代々木公園でのデング熱感染者が増え、しかも新宿公園からも、また代々木公園にも新宿公園にも行っていない人の感染もみつかりました。
国内感染については69年ぶりといって言われていますが、昨年も一昨年も熱帯~亜熱帯地域へ渡航した人もいるでしょうし、それでデング熱に感染した人もいるでしょう。そして今年のような感染経路をたどったケースもあるのではないかと思います。
デング熱は毎年200名前後報告されているわけですから、69年ぶりというのはどの程度信憑性があるのか疑問に思います。
もし、今年になって症状が出てる患者がいるということであれば、デング熱ウイルスのDNA型が変化し、感染したときに症状が現れる人が増えていたり、症状がより重くなる人も出てきている傾向があるのかも知れないので、慎重に検証しても良いのかもしれません。
物事といのは、ある事態が起こった時に、これから起こり得る危険・リスクというものを推測する想像力というのも大切ではないかと思います。
デング熱で起きたのだとすれば、当然同じ蚊を媒体として感染を広げる感染症も、同じように日本国内で拡がる可能性も考えておかなければなりません。
蚊によって感染するもので、かつ日本でも輸入感染症の症例があるものとしては、マラリアや西ナイル熱があります。
特にマラリアは、エイズ、結核と並ぶ世界三大感染症のひとつであり、1999年に施行された感染症法では、マラリアは届出が義務づけられた4類感染症になっています。
社会がグローバル化して海外渡航者が増え、当然マラリアに感染して日本に帰国する方の確率も上がってきます。

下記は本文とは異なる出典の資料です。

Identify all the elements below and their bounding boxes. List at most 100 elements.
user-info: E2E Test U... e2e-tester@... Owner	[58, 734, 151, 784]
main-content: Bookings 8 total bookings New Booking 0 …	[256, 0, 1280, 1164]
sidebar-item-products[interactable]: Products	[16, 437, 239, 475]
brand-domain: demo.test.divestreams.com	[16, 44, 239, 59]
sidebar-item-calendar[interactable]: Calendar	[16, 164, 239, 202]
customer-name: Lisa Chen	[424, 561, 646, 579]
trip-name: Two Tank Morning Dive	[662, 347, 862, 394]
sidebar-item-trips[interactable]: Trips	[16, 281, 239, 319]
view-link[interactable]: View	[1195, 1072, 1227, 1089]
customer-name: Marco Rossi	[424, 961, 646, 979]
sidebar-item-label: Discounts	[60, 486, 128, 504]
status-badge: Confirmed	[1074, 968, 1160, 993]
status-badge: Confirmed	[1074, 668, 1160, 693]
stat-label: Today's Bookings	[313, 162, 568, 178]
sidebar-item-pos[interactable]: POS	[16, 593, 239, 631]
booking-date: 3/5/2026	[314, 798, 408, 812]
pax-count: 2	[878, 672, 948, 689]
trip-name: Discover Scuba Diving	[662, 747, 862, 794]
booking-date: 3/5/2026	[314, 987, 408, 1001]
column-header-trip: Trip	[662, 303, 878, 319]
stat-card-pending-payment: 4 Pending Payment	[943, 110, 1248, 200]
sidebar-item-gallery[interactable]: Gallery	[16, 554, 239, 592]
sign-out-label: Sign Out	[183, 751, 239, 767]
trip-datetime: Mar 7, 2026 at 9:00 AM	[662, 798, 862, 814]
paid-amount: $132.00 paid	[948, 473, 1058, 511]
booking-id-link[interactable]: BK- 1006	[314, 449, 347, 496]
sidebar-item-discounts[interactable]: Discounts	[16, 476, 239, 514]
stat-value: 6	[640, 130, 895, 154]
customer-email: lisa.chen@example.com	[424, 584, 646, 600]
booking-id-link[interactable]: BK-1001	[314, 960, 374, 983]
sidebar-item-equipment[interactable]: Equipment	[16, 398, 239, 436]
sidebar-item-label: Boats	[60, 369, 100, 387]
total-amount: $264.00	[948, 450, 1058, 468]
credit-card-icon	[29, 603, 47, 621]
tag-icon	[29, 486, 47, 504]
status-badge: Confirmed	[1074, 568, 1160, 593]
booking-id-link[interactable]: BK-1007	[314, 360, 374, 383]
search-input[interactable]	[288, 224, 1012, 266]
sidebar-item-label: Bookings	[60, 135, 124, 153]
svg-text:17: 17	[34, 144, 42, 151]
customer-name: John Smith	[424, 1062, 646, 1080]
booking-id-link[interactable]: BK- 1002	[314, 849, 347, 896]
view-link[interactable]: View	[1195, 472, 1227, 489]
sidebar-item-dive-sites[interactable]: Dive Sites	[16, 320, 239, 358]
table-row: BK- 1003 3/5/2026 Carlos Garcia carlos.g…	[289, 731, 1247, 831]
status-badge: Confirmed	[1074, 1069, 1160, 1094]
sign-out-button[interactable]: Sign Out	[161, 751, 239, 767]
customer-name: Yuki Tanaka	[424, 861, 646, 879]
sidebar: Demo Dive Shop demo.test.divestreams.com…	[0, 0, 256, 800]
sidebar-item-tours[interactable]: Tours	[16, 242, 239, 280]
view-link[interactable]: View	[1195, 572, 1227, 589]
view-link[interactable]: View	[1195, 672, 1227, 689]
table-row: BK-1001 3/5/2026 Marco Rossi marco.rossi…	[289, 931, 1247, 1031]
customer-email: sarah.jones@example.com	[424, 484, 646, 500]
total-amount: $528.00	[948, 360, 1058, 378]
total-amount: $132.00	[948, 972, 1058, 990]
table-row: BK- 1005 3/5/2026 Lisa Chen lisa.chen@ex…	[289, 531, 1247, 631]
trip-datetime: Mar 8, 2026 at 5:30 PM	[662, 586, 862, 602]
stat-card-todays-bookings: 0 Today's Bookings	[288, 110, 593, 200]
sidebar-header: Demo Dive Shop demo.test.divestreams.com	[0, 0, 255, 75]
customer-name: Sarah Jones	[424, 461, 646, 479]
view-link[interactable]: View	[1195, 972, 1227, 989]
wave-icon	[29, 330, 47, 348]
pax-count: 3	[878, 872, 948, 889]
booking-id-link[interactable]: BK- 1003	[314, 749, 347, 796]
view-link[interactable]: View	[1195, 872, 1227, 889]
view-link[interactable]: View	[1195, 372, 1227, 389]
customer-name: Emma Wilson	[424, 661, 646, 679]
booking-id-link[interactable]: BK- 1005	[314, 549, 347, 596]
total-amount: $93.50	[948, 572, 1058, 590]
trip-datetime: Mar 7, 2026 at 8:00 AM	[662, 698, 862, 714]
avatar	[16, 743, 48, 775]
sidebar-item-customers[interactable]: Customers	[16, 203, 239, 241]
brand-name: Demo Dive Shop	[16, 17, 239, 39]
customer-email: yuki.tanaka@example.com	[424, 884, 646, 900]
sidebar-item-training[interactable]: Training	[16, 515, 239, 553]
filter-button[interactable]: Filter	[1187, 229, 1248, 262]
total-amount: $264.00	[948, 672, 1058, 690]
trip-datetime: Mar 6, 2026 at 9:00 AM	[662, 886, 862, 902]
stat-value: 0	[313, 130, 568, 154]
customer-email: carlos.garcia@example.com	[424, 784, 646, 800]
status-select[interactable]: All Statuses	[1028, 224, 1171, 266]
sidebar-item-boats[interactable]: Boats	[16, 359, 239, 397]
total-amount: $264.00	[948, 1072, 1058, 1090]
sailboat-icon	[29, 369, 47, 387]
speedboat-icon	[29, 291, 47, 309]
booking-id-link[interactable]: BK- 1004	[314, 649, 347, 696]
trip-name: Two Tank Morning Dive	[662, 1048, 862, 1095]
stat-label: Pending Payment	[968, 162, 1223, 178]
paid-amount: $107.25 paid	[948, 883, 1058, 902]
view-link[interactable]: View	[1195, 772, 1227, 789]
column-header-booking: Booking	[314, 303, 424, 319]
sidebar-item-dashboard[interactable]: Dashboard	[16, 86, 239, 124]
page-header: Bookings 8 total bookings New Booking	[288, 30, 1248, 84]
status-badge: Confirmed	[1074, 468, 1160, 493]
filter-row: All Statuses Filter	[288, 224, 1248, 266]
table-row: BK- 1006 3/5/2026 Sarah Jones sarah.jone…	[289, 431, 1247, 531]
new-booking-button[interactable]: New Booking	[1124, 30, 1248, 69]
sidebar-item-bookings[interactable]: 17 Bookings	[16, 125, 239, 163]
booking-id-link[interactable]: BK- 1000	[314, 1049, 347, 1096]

そして感染した人がもし日本で蚊(ハマダラカ)に刺されると、その蚊は新しいキャリアになります。そして新たにキャリアになった蚊が、人に吸血すると、その際唾液を吐き出して、マラリア感染が起きる可能性が理論上十分に考えられます。
デング熱だけでなく、マラリアなどに関しても、キャリアとなった蚊によって感染が拡がるリスクがあるということを今回の一連のデング熱騒動が証明していると言えるのではないかと思います。